No caso da China, o mesmo fato se manifesta em um nível diferente. O seu problema não é tanto o rompimento imediato do seu isolamento, para o qual a liderança chinesa encontrou meios de suportá-lo. O problema cardinal da China é o conflito com a União Soviética, que contém muitos elementos de contradição nacionais, de potências, cuja não solução é outra herança do stalinismo. A China está empenhada em projetar esse problema sobre o proletariado mundial, sob a forma da "luta contra o revisionismo". As meias-verdades da luta chinesa contra o revisionismo (para ela Stalin era um revolucionário e o revisionismo começou com Kruchev), mostram que se trata de uma luta ideológica, que é manejada com fins limitados— as da política externa. Não se trata de um balanço e de uma crítica do revisionismo, que seria de fato no interesse da revolução mundial, mas da criação de um mito (a da política stalinista revolucionária), que é um obstáculo para o proletariado revolucionário vencer a sua crise.

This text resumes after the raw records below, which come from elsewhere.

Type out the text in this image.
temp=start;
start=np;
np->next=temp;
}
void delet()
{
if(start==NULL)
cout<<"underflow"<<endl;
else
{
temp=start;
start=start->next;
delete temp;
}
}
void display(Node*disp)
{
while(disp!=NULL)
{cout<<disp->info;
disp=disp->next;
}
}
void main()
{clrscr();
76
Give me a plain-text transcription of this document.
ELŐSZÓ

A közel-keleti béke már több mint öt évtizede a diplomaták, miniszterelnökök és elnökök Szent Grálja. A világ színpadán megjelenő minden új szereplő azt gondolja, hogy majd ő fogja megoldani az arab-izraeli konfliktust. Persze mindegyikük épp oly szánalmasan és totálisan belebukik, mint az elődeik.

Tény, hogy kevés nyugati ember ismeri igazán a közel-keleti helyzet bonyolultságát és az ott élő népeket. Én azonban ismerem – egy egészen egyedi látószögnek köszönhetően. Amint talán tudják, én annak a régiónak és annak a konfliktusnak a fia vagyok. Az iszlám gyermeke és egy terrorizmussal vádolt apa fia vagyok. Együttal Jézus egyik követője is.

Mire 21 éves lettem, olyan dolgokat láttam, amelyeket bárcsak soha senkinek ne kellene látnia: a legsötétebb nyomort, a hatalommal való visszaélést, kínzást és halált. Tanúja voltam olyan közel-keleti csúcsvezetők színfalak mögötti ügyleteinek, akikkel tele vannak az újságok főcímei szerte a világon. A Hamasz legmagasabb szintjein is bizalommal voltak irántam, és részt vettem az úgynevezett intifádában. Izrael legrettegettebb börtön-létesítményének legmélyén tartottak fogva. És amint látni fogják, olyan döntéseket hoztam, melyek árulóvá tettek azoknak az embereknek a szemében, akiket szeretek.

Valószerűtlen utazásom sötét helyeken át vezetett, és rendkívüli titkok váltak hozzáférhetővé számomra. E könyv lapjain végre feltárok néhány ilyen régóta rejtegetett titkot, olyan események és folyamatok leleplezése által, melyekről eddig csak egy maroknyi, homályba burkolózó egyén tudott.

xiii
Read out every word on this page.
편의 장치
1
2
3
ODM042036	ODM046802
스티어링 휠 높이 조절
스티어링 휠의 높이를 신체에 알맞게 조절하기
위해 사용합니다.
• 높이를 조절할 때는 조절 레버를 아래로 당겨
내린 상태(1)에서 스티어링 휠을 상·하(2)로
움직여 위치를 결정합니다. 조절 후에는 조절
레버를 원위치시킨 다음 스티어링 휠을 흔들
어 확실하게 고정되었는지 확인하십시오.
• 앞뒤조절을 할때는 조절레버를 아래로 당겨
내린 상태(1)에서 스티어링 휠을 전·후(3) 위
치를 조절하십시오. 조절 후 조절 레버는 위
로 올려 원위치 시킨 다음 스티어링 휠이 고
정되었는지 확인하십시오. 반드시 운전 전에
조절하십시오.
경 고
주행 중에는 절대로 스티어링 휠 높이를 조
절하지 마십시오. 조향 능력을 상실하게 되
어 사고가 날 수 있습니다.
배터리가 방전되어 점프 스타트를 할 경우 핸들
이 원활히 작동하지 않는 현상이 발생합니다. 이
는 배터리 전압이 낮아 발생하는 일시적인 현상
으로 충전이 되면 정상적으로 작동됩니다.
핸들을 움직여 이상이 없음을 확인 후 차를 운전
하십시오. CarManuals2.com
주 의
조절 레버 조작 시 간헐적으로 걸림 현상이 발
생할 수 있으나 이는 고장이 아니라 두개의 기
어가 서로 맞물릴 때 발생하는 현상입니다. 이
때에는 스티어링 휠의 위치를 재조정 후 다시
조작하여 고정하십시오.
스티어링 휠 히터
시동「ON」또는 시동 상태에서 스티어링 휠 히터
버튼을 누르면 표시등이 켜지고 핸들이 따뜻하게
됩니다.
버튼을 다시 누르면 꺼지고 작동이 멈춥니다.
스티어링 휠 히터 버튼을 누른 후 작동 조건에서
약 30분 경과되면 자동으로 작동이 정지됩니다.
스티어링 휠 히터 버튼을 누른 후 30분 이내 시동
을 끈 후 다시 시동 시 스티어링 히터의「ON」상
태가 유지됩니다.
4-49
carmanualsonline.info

Colocando nesta luta "contra o revisionismo" os Estados Unidos e a União Soviética praticamente no mesmo pé (eles estão unidos para dividir o mundo), essa atitude é fundamentada "teoricamente" na "volta ao capitalismo" do regime soviético e o "social-imperialismo" de Moscou, que lembra perigosamente a "teoria do social-fascismo" da Comintern da década dos 30 e, de fato, trata-se de fundamentar uma linha ultra-esquerdista em escala mundial e nas atuais relações internacionais. Na prática, a liderança chinesa nega hoje a contradição fundamental entre o capitalismo e o socialismo, que determina em última instância as relações internacionais e a política mundial, desde o fim da guerra e continua determinando.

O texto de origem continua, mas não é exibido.